Il tormentone di Giorgia, dimostra che ogni pensiero al contenuto politico in quest'epoca si eclissa, lasciando tutto lo spazio all'assuefazione per il meme. Il trash vince, oscurando il pensiero critico, necessario a svuotare il contenuto e il valore del messaggio. Nell’epoca contemporanea dove siamo bombardati da informazioni in continuazione e sono sempre meno le cose che catturano la nostra attenzione, non è importante cosa diciamo, ma come lo facciamo. La politica odierna si basa sulla quotidianità, sul mangiare un piatto di pasta, una foto con gli amici, simboli religiosi, frasi d’effetto. Lo slang che utilizziamo al bar diventa propaganda, diminuendo la distanza tra, coloro che guidano il paese e hanno grandi responsabilità e l’individuo comune, creando una sorta di contatto virtuale, un’empatia che li rende più uniti, vicini, amici. E soprattutto più simpatici.
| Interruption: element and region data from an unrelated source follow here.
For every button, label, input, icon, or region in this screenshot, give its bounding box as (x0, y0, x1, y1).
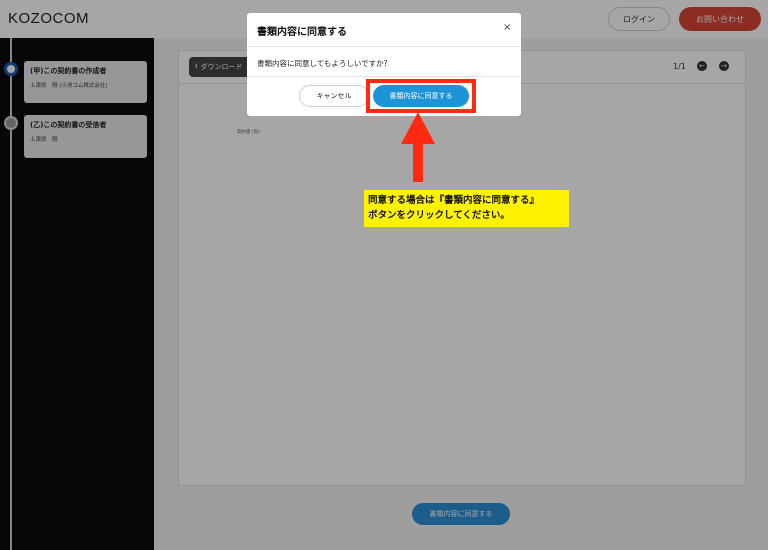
instruction-callout: 同意する場合は『書類内容に同意する』 ボタンをクリックしてください。 (364, 190, 569, 227)
divider (247, 76, 521, 77)
divider (247, 46, 521, 47)
cancel-button[interactable]: キャンセル (299, 85, 369, 107)
close-icon[interactable]: × (503, 22, 511, 33)
highlight-box (366, 79, 476, 113)
dialog-message: 書類内容に同意してもよろしいですか? (257, 59, 388, 68)
callout-line-1: 同意する場合は『書類内容に同意する』 (368, 195, 540, 206)
callout-line-2: ボタンをクリックしてください。 (368, 210, 510, 221)
annotation-arrow-icon (401, 112, 435, 182)
dialog-title: 書類内容に同意する (257, 27, 347, 38)
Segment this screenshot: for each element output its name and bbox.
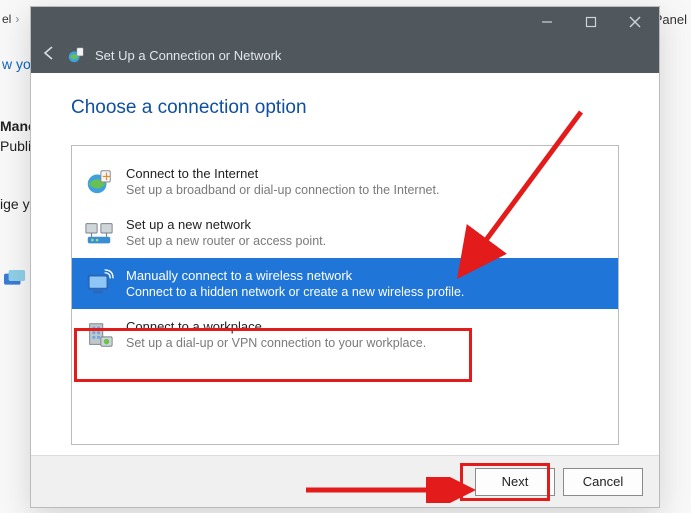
minimize-button[interactable] bbox=[525, 8, 569, 36]
dialog-footer: Next Cancel bbox=[31, 455, 659, 507]
option-desc: Set up a new router or access point. bbox=[126, 234, 326, 248]
next-button[interactable]: Next bbox=[475, 468, 555, 496]
option-title: Connect to the Internet bbox=[126, 166, 439, 181]
option-title: Connect to a workplace bbox=[126, 319, 426, 334]
bg-text-fragment: ige y bbox=[0, 196, 30, 212]
option-manually-connect-wireless[interactable]: Manually connect to a wireless network C… bbox=[72, 258, 618, 309]
titlebar bbox=[31, 7, 659, 37]
connection-options-list: Connect to the Internet Set up a broadba… bbox=[71, 145, 619, 445]
option-title: Manually connect to a wireless network bbox=[126, 268, 464, 283]
cancel-button[interactable]: Cancel bbox=[563, 468, 643, 496]
globe-icon bbox=[84, 167, 114, 197]
breadcrumb-fragment: el› bbox=[2, 12, 23, 26]
back-arrow-icon[interactable] bbox=[41, 45, 57, 65]
option-connect-internet[interactable]: Connect to the Internet Set up a broadba… bbox=[72, 156, 618, 207]
bg-link-fragment: w yo bbox=[2, 56, 31, 72]
option-desc: Connect to a hidden network or create a … bbox=[126, 285, 464, 299]
dialog-content: Choose a connection option Connect to th… bbox=[31, 73, 659, 455]
network-globe-icon bbox=[67, 46, 85, 64]
setup-connection-dialog: Set Up a Connection or Network Choose a … bbox=[30, 6, 660, 508]
option-connect-workplace[interactable]: Connect to a workplace Set up a dial-up … bbox=[72, 309, 618, 360]
router-icon bbox=[84, 218, 114, 248]
maximize-button[interactable] bbox=[569, 8, 613, 36]
close-button[interactable] bbox=[613, 8, 657, 36]
wireless-monitor-icon bbox=[84, 269, 114, 299]
dialog-header: Set Up a Connection or Network bbox=[31, 37, 659, 73]
dialog-title: Set Up a Connection or Network bbox=[95, 48, 281, 63]
option-desc: Set up a broadband or dial-up connection… bbox=[126, 183, 439, 197]
option-title: Set up a new network bbox=[126, 217, 326, 232]
workplace-building-icon bbox=[84, 320, 114, 350]
bg-icon-fragment bbox=[4, 270, 26, 288]
option-desc: Set up a dial-up or VPN connection to yo… bbox=[126, 336, 426, 350]
bg-text-fragment: Publi bbox=[0, 138, 31, 154]
option-setup-new-network[interactable]: Set up a new network Set up a new router… bbox=[72, 207, 618, 258]
page-heading: Choose a connection option bbox=[71, 97, 619, 119]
Se quindi la hit di “Io sono Giorgia!” è stata riproposta in tutte le salse nonché ripresa anche da influencer, brand e personaggi famosi, l’effetto migliore che ne è uscito è stato quello di riattribuirgli un significato diverso da quello originale da cui era partito. Ed ecco allora che il gruppo comico “Casa Surace” cambia le parole in “Io sono Rosetta” e la nonna intona la canzone con parole diverse per spiegare come "non rimanere sciupati", mentre Luciana Littizzetto a “Che Tempo Fa”, canta “Io sono Raffa” insieme alla showgirl italiana Raffaella Carrà, evidenziandone le caratteristiche fisiche e rievocando le sue canzoni più note. Questa reinterpretazione diventa l’unica possibile e reale condivisione di senso e messaggi positivi: scardinare il meme originale e utilizzare l’ondata del tormentone attuale per creare un nuovo messaggio. In questo modo si toglie effettivamente visibilità e potere al meme iniziale, dirottando l’attenzione degli ascoltatori in qualcosa di simpatico e piacevole. Un non sense fine a sé stesso che vuole solo farci divertire, che ci parla di altro, gioca sui luoghi comuni e diventa un momento di svago innocuo.